Prove a function is not analytic but it is smooth

[Valhalla]

given

$$f(x)=\left\{\begin{array}{cc}e^{-x^{-2}},& \mbox{ if } x!=0 \\ 0, \mbox{ if } x=0 \end{array}\right$$

show that the function is C-infinity smooth but not analytic

What I have done so far (besides verify that it is continuous) is examine the first few derivatives I found they are in the form of a sum of a rational function of $$\frac{c}{x^n}$$ (where c is some number) times the exponential function. I now need to show that all these derivatives right hand and left hand limit equal 0. So I stated the nth derivative could be composed of the sum of some rational function times the exponential. Then the limit of this function is equal to the product of the limit of the two functions. I get zero times infinity.
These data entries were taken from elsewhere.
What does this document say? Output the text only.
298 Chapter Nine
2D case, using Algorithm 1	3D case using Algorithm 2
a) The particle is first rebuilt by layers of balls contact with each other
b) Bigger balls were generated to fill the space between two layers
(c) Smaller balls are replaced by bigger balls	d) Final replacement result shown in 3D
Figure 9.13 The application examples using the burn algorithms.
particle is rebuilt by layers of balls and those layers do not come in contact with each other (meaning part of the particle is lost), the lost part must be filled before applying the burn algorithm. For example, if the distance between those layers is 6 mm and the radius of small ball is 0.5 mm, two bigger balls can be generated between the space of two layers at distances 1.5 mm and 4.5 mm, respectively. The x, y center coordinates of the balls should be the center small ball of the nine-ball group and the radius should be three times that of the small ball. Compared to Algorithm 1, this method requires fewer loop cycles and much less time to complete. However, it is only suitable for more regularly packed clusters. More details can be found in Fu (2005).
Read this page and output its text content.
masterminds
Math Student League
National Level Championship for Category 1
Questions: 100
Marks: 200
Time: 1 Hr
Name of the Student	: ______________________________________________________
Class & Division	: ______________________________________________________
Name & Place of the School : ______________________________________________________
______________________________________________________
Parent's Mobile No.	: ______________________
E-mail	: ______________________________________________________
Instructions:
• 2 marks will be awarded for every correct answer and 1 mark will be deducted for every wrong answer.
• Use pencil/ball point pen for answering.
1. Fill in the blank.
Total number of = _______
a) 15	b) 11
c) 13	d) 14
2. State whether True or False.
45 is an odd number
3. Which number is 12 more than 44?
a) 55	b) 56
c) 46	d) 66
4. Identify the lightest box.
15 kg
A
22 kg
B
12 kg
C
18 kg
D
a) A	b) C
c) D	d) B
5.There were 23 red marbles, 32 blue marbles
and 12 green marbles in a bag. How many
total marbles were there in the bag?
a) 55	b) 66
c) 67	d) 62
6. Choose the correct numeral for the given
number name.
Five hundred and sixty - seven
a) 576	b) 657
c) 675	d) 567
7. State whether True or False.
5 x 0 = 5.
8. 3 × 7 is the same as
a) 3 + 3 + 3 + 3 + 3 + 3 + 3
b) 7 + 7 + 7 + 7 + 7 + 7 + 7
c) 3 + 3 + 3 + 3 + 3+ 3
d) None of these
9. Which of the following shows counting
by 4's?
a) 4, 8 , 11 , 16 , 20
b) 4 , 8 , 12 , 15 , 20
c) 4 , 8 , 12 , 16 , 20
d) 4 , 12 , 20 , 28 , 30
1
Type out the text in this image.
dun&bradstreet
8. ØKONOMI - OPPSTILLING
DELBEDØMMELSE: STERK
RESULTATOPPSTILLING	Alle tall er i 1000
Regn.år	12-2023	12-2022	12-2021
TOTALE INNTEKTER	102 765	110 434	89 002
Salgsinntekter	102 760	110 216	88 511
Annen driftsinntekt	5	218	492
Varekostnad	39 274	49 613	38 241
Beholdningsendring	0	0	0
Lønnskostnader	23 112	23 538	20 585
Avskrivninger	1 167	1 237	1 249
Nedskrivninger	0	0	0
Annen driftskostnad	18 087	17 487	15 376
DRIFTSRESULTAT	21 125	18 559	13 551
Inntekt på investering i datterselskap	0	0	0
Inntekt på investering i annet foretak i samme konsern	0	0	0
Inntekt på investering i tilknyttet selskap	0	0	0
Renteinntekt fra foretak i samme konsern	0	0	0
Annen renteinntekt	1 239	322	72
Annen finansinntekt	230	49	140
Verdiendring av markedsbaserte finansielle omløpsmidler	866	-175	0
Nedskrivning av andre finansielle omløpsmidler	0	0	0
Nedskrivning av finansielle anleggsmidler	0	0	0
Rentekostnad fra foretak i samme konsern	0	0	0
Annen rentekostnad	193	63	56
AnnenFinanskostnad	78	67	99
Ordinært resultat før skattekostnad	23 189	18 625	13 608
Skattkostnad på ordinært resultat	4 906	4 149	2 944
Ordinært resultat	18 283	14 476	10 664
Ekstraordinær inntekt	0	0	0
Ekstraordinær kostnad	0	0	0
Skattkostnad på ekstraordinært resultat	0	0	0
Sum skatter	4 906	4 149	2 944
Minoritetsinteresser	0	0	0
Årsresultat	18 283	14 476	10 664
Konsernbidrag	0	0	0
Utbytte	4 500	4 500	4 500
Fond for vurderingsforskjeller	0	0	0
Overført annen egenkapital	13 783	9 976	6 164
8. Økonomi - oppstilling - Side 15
Is this a legal move? Can I say that zero times infinity is zero?

let $$p(x)=\frac{c}{x^n} \ \ q(x)=e^{-x^{-2}}$$

then $$\lim_{\substack{x\rightarrow0}} p(x)q(x) = \lim_{\substack{x\rightarrow0}} p(x) *\lim_{\substack{x\rightarrow0}} q(x)$$
I want to use that to show that the derivative will always be continuous. Therefore it will be C infinity smooth. Then I am going to do a power series expansion of the exponential and work on figuring out why it isn't analytic.

 

[StatusX]

Try the substitution y=1/x and change the limit to y-> infinity.

 

[Valhalla]

I tried the substitution

I get p(x)=c*y^n and q(x)= e^(-y^2)

which when I take the product of the limits as y goes to infinity I still have infinity times zero. Am I allowed to say that infinity times zero is zero?

 

[StatusX]

Well, obviously you need to take the limit. Exponentials grow faster than any polynomial.